Without reading many of the other responses, which frankly seem too short to be of much benefit, I apologize if the following has already been covered.
Start the fellow with the very rifle he seems to be afraid of. The first step is a return to basic marksmanship. Check to ensure he is holding the rifle correctly, with the butt in the pocket of his shoulder. Does the rifle fit him, if not get it fixed. Does the scope extend so far rearward, that he is in danger of getting hit by it? If so get it properly adjusted.
Explain to him natural point of aim; how to acquire it, and how to check it in each of the basic field shooting positions. Explain the difference between sight picture and sight alignment. Teach him to press the trigger at a natural respiratory pause, as this is the most repeatable breath control, and does not leave the brain oxygen deprived, the heart pounding, and the lungs gasping for air like the empty lung technique, and it provides a more stable shooting platform than the full lung technique.

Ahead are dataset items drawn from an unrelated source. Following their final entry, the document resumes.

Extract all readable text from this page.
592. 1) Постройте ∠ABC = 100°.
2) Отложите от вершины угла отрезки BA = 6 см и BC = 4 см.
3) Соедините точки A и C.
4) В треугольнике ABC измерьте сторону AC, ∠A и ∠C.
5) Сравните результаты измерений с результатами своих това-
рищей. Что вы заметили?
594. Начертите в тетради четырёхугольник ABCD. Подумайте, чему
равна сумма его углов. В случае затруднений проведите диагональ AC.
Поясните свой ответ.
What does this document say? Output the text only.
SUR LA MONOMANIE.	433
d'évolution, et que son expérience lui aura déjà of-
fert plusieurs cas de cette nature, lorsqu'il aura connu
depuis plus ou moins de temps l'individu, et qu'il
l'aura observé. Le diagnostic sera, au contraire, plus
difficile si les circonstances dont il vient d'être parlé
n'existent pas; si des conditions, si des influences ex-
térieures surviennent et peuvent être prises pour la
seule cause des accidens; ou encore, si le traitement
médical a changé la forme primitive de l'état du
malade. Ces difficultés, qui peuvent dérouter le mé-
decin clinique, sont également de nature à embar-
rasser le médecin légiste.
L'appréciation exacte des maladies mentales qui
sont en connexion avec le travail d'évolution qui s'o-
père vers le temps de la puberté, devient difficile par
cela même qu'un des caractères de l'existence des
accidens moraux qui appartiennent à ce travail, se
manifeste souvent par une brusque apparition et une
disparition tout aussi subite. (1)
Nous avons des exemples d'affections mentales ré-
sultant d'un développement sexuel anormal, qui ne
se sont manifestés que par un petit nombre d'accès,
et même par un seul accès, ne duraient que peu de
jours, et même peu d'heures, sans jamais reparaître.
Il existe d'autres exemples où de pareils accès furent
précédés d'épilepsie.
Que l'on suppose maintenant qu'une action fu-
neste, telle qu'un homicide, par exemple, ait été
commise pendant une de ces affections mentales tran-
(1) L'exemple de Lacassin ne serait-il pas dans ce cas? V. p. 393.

Get him dry firing. Go over and over the basics of marksmanship. Breath, relax, aim, slack, squeeze. He has to learn to support the rifle by stacking bones under it, rather than muscling it around. He must develop a feel for his trigger. Begin with prone. When he can dry fire with a coin balanced near the muzzle of the rifle without disturbing it, he's ready for live fire.
Begin with a few empty primed cartridges. Continue with these until he no longer jumps at the "bang". No hearing protection should be worn at this stage. Next is live fire with handloads loaded very gently, say in the case of a .250-3000 a 100 gr bullet at 1800 fps. At this stage hearing protection should be introduced. Have him shoot offhand at 10 yards. When he can handle off hand, get him to kneel, then sit, then prone. Now extend the range to 25, then to 50, then to 100. When he can shoot reasonable groups at 100, step up the velocity to say 2500. When he throws a shot wide, get him to determine what he did wrong and what he has to do to correct it. Keep hammering the basics to him so that he is so intent upon the mechanics of the shot he doesn't have time to think about recoil or noise. Once he is shooting well out to 200 yards, let him shoot with full powered ammo, and from this point on he should be cured.
Marksmanship training can go as far as he wants to take it, but once he can shoot consistently out to 200, he has pretty much beaten his flinch. The fix isn't fast, easy, or cheap, and to succeed, he must really want it. There is little point in your dedication to fixing the problem if he isn't equally involved.